Rise of European Populists Today Echoes Dark Dreyfus Era, Jewish Historian Warns

Historians in the News
tags: fascism, authoritarianism, antisemitism, Eastern Europe, right-wing populism

LONDON — On December 31, 1999, as the new millennium dawned, writer and historian Anne Applebaum threw a party at her small manor house in Chobielin, northwest Poland.

She and her husband, Radek Sikorski, then a deputy foreign minister in Poland’s center-right government, felt they and their guests had much to celebrate. Communism had been vanquished, democracy and free markets were in the ascendant, and Poland was on the verge of joining the West.

But, as Applebaum says in her new book “Twilight of Democracy: The Failure of Politics and the Parting of Friends,” that mood has now soured.

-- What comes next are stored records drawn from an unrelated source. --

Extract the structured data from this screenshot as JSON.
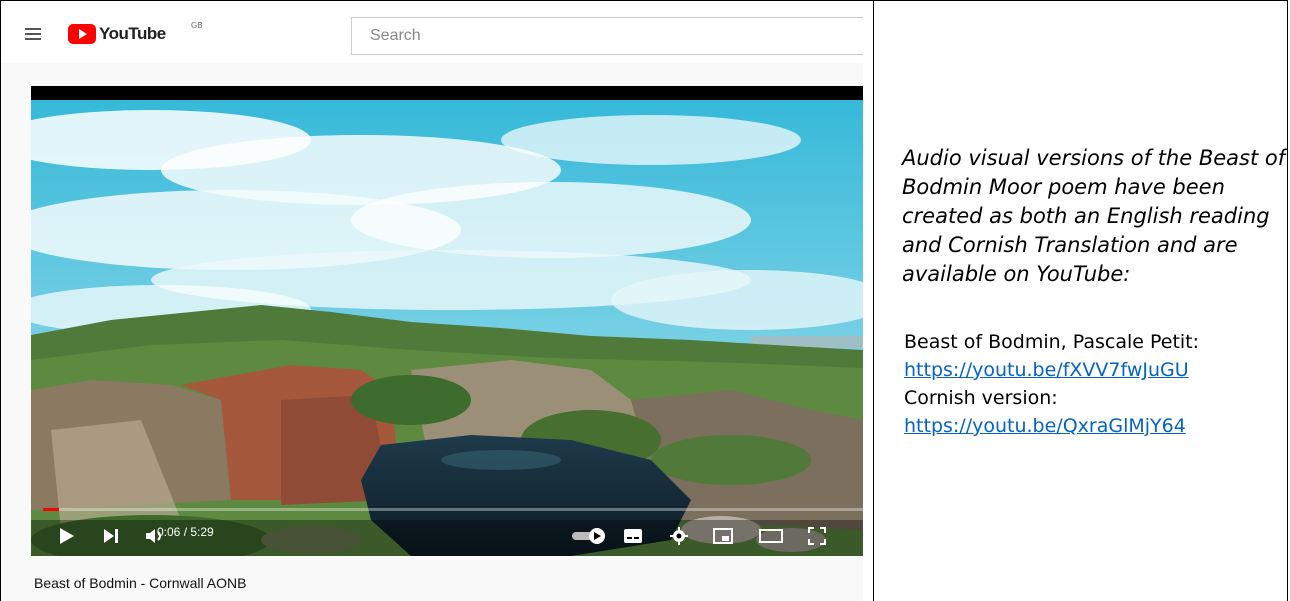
{
  "youtube": {
    "brand": "YouTube",
    "region": "GB",
    "search_placeholder": "Search"
  },
  "player": {
    "time_display": "0:06 / 5:29",
    "progress_fraction": 0.019,
    "video_title": "Beast of Bodmin - Cornwall AONB"
  },
  "panel": {
    "description": "Audio visual versions of the Beast of Bodmin Moor poem have been created as both an English reading and Cornish Translation and are available on YouTube:",
    "english_label": "Beast of Bodmin, Pascale Petit:",
    "english_link": "https://youtu.be/fXVV7fwJuGU",
    "cornish_label": "Cornish version:",
    "cornish_link": "https://youtu.be/QxraGlMjY64"
  },
  "colors": {
    "brand_red": "#ff0000",
    "link_blue": "#0563c1"
  }
}
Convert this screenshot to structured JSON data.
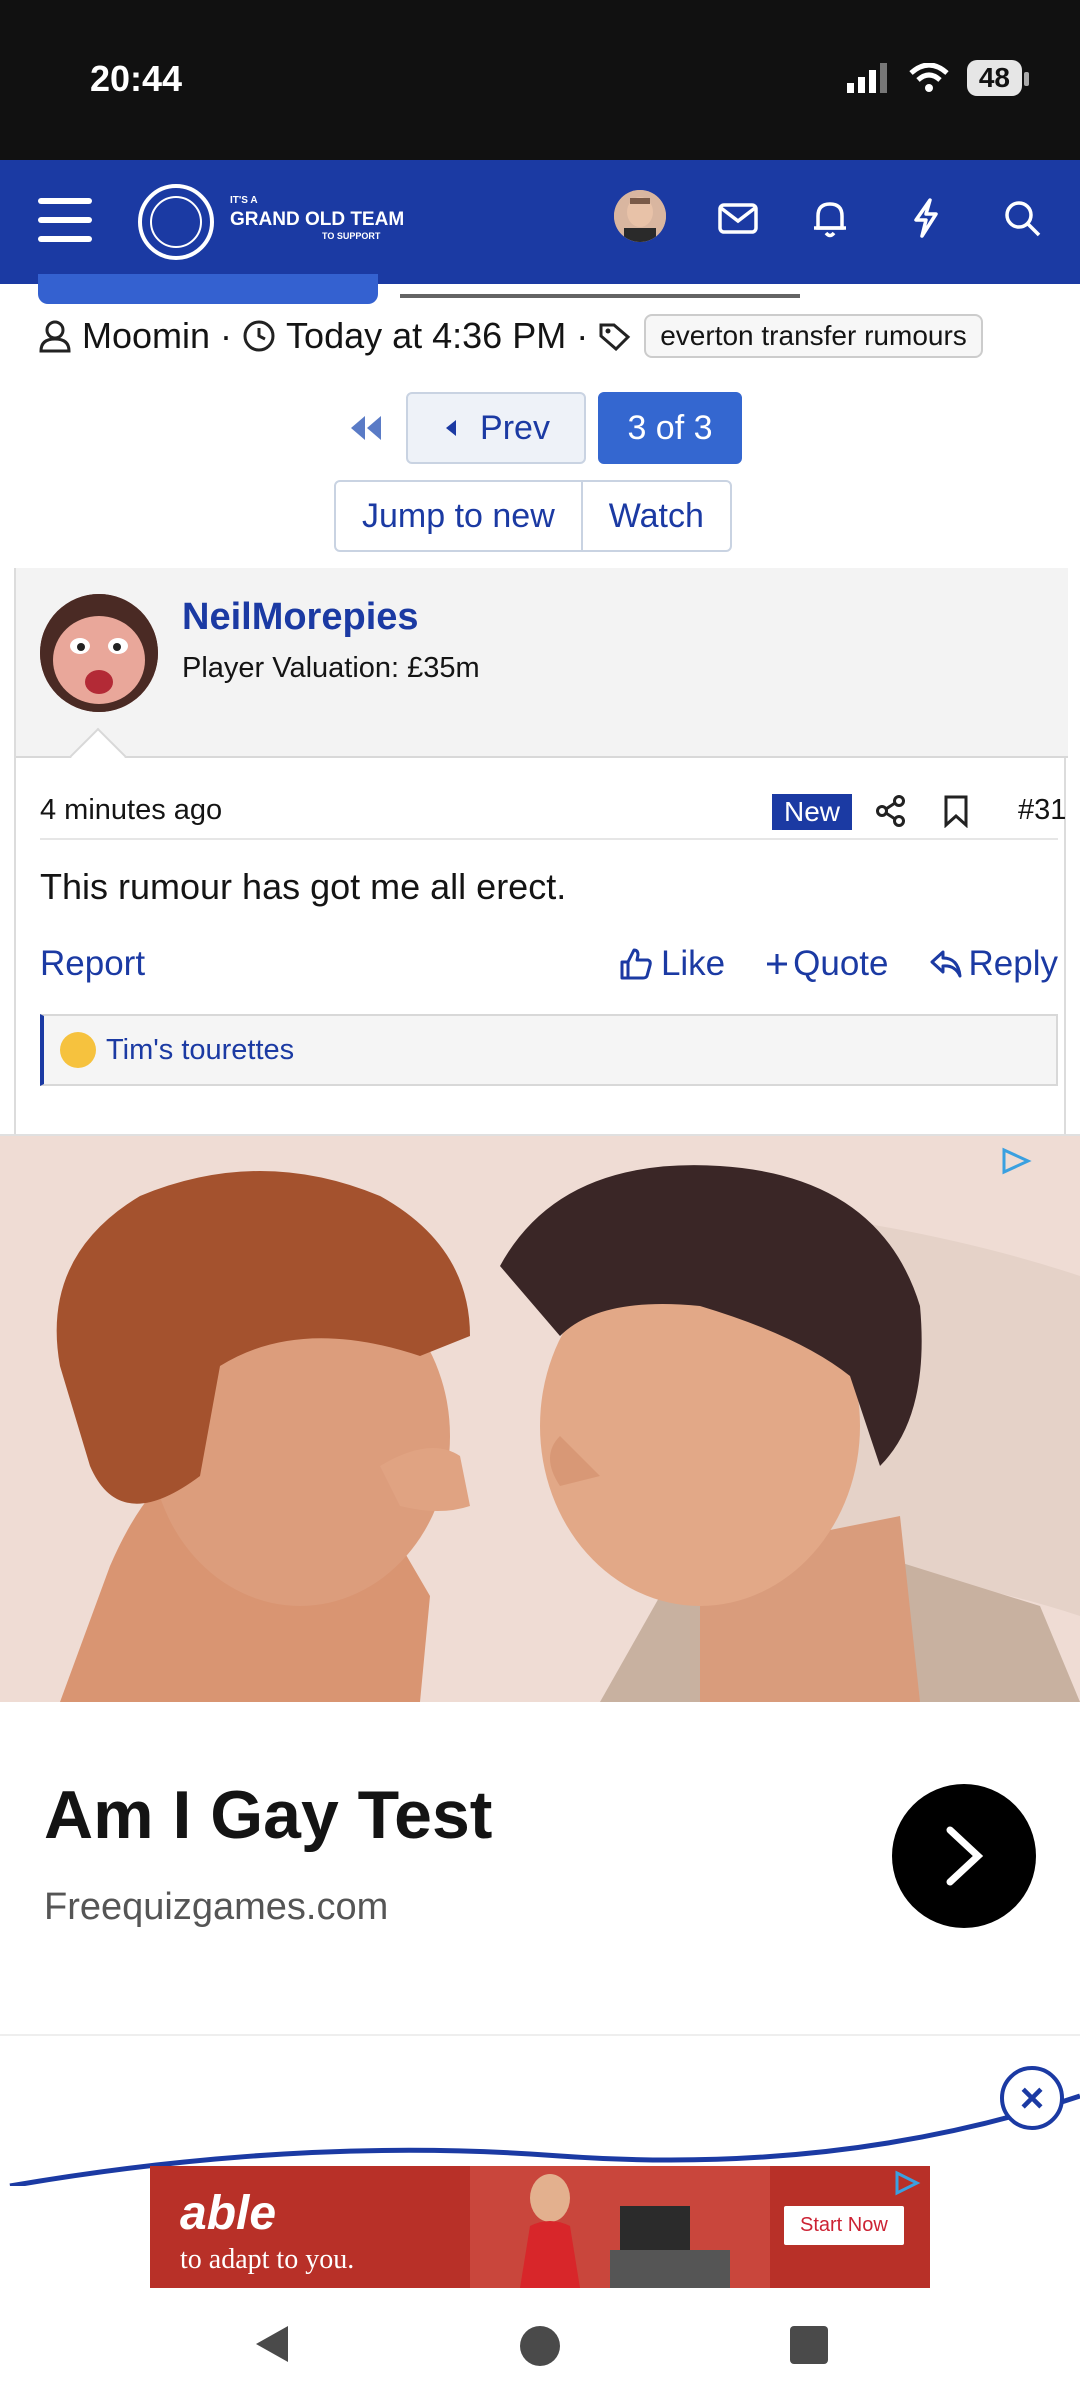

“Nearly two decades later, I would now cross the street to avoid some of the people who were at my New Year’s Eve party,” she writes. “They, in turn, would not only refuse to enter my house, they would be embarrassed to admit they had ever been there. In fact, about half of the people who were at that party would no longer speak to the other half.”

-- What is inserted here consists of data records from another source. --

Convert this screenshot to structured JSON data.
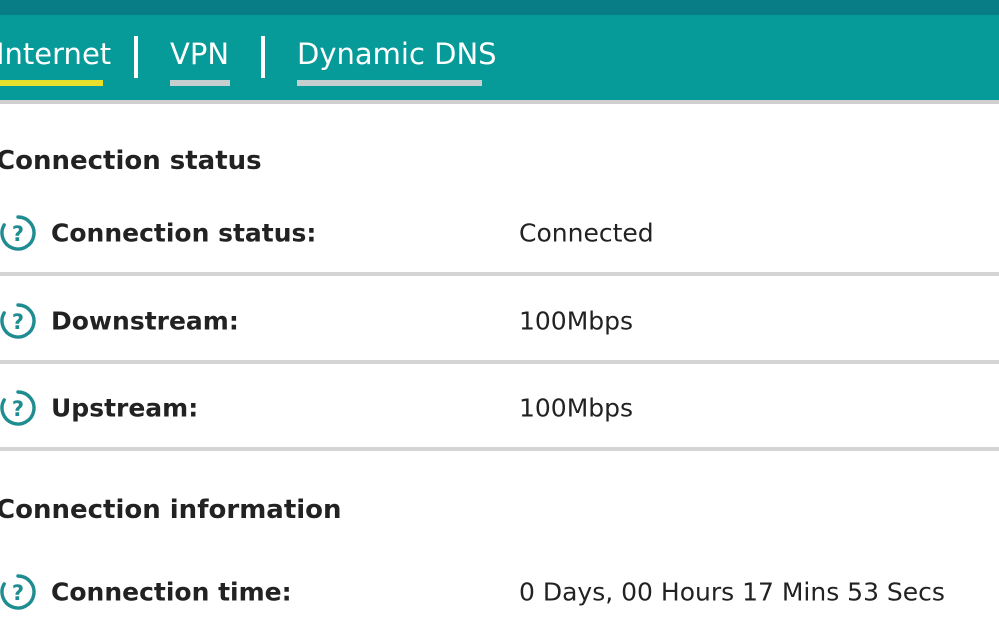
{
  "colors": {
    "header_dark": "#087d86",
    "header_teal": "#069a99",
    "active_underline": "#e8e02a",
    "inactive_underline": "#c6ced0",
    "help_icon": "#1f8c91"
  },
  "tabs": [
    {
      "label": "Internet",
      "active": true
    },
    {
      "label": "VPN",
      "active": false
    },
    {
      "label": "Dynamic DNS",
      "active": false
    }
  ],
  "sections": {
    "status": {
      "title": "Connection status",
      "rows": [
        {
          "icon": "help-circle-icon",
          "label": "Connection status:",
          "value": "Connected"
        },
        {
          "icon": "help-circle-icon",
          "label": "Downstream:",
          "value": "100Mbps"
        },
        {
          "icon": "help-circle-icon",
          "label": "Upstream:",
          "value": "100Mbps"
        }
      ]
    },
    "info": {
      "title": "Connection information",
      "rows": [
        {
          "icon": "help-circle-icon",
          "label": "Connection time:",
          "value": "0 Days, 00 Hours 17 Mins 53 Secs"
        }
      ]
    }
  }
}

Her guests — mostly Poles, but supplemented by a smattering of friends and colleagues from London, Moscow and New York — have been split by what Applebaum terms a “profound divide.”

It is one which, albeit with local variations, has splintered European politics, as well as those of Applebaum’s native United States. Some, such as Applebaum and her husband, have remained loyal to their center-right roots. But others have taken a very different turn and embraced the hard-right populist and authoritarian parties which now dominate Hungary and Poland, compete for power in France, Italy and Spain, and have reshaped the political landscape in Britain and the US.

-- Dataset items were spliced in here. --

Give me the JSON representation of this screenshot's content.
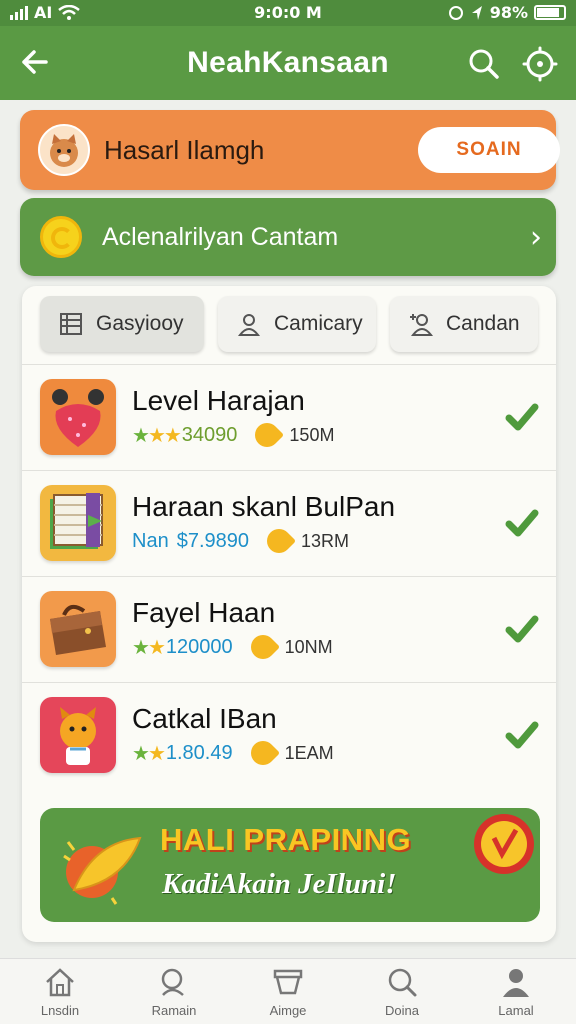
{
  "status_bar": {
    "carrier": "AI",
    "time": "9:0:0 M",
    "battery": "98%"
  },
  "app_bar": {
    "title": "NeahKansaan"
  },
  "profile_card": {
    "name": "Hasarl Ilamgh",
    "button": "SOAIN",
    "color": "#ef8c47"
  },
  "achievement_card": {
    "label": "Aclenalrilyan Cantam",
    "color": "#5e9a46"
  },
  "filters": [
    {
      "label": "Gasyiooy",
      "icon": "list-icon"
    },
    {
      "label": "Camicary",
      "icon": "user-icon"
    },
    {
      "label": "Candan",
      "icon": "user-add-icon"
    }
  ],
  "items": [
    {
      "title": "Level Harajan",
      "meta": "★★★",
      "value": "34090",
      "duration": "150M",
      "icon": "strawberry-icon"
    },
    {
      "title": "Haraan ѕkanl BulPan",
      "meta": "Nan",
      "value": "$7.9890",
      "duration": "13RM",
      "icon": "book-icon"
    },
    {
      "title": "Fayel Haan",
      "meta": "★★",
      "value": "120000",
      "duration": "10NM",
      "icon": "bag-icon"
    },
    {
      "title": "Catkal IBan",
      "meta": "★★",
      "value": "1.80.49",
      "duration": "1EAM",
      "icon": "character-icon"
    }
  ],
  "banner": {
    "headline": "HALI PRAPINNG",
    "subline": "KadiAkain JeIluni!"
  },
  "bottom_nav": [
    {
      "label": "Lnsdin",
      "icon": "home-icon"
    },
    {
      "label": "Ramain",
      "icon": "search-icon"
    },
    {
      "label": "Aimge",
      "icon": "chat-icon"
    },
    {
      "label": "Doina",
      "icon": "search-icon"
    },
    {
      "label": "Lamal",
      "icon": "profile-icon"
    }
  ]
}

While Applebaum writes that the estrangements are “political not personal,” in truth they are both. One of her millennium eve guests now spends her time spreading anti-Semitic conspiracy theories — including that Jews were responsible for the Holocaust — on social media. Another is a frequent guest on Polish state television who attacks Jews as “scabby” and “greedy,” calls Jewish organizations “blackmailers,” and has recanted his previous support for Israel. And a Hungarian former colleague is an avid propagandizer of the attacks on the Jewish billionaire philanthropist George Soros which are peddled by Viktor Orbán’s government.